Winning the deal at all costs: We have overall ARR targets at PostHog, but these are not exclusively achieved by the CS team - the vast majority of our paying customers come in without ever talking to us. This means that revenue isn't the CS team's responsibility alone, so we don't have to close deals where we get a short term bump to revenue in exchange for long term pain/churn (e.g. forcing a non-ICP deal to close with extremely discounted pricing).
Target customer for hands-on success
At PostHog, we already have thousands of ICPs using the product, so we need to be even more focused in terms of who we reach out to. Within PostHog's existing ICP definition, we're particularly interested in talking to companies that:
- Need to excel at product-led growth to remain competitive
- Have budget, and savvy engineers are the decision makers
- Have achieved product-market fit
- Have B2B products
Large or enterprise customers
As we get bigger, we're getting more inbound demand from larger organizations which have a very different buying process from our smaller customers. If we want to reach our ambitious revenue goals, we'll need to get good at selling to this segment of customer.
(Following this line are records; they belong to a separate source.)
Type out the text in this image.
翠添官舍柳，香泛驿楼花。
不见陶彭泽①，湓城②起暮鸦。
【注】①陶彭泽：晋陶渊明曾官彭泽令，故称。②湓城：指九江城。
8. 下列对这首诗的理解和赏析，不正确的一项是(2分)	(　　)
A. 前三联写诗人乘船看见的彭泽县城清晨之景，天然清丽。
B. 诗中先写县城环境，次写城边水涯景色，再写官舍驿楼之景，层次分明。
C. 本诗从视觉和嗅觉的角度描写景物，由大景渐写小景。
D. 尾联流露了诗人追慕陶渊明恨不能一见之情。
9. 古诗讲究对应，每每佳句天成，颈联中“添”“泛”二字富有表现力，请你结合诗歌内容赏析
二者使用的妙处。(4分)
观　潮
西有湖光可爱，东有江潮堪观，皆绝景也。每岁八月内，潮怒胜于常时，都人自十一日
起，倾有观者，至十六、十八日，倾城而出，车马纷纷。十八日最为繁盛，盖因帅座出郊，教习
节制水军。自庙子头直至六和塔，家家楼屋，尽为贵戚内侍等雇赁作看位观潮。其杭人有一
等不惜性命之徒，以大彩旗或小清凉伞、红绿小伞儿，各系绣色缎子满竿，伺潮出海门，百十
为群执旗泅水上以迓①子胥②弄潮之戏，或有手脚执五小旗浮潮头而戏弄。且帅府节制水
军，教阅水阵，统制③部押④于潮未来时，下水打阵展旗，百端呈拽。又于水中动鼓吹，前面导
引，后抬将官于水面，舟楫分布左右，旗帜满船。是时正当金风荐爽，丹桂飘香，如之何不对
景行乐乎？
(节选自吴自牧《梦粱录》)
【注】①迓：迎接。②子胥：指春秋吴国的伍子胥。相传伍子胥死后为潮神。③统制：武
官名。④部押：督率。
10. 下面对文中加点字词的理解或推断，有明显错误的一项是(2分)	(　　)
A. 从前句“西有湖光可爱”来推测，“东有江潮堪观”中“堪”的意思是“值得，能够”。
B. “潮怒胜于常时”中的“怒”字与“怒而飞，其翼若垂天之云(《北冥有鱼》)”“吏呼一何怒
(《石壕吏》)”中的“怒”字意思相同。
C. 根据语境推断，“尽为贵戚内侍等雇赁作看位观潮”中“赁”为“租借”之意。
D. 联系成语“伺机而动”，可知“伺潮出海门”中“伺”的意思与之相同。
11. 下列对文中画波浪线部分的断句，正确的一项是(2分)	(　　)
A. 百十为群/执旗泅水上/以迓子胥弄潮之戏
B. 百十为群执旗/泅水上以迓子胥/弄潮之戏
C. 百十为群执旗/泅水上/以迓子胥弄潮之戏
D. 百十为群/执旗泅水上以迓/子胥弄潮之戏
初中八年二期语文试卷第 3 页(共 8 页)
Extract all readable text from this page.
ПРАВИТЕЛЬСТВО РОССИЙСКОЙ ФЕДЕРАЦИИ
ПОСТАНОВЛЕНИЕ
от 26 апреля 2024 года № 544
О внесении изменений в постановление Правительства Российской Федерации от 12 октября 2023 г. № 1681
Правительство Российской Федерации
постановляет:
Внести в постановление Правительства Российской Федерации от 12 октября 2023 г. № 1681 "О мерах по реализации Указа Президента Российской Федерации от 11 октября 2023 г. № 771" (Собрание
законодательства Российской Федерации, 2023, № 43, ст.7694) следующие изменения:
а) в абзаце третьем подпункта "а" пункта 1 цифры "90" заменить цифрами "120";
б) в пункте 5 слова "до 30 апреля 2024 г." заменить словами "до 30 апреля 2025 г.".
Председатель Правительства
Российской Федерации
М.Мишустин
However, we need to do this without compromising our focus on building a great product for our ICP.
To prevent us going down the wrong path with deals like these, we follow 4 simple principles:
- We don't contract deliverables. Otherwise a single customer could have too much of an impact on team morale and priorities.
- We will build things for a big customer, as long as we are confident they won’t be the only user of that thing.
- Customers need to try PostHog before they ask us to change things. We love feedback from customers. We don't love big requirement documents from people that haven't used our product before.
- We don’t care about losing deals. If we have to walk away from a deal because we'd have to compromise on these principles, we will. We can do this because we have a really strong growth engine with our ICP customers.
We'd typically define a deal as a large deal if it has most of the following:
- The customer puts us through a lengthy procurement process (3+ months)
- The customer wants us to build new features
- There are multiple stakeholders on the customer side, some or all of whom are not engineers
- The deal is larger than $250k/year
Who the CS team are
The CS Small Team page is maintained here. By 2026, we still want to be a very small but highly effective and responsive team (<20 people), rather than a very large sales team with all the traditional functions and hierarchy. In addition to people who share PostHog's culture, we also value:
- People who have very high empathy with product engineers and their needs
- People who are happy to choose their own objectives if it meets a business goal
- Low ego, and a willingness to turn around even the most disgruntled and unreasonable customer
- Hands-on people not motivated by managing a team
How we work
We also have detailed guidance in the sidebar for things like how to manage sales day-to-day under Sales Operations and CRM.
We are also responsible for customer support at PostHog.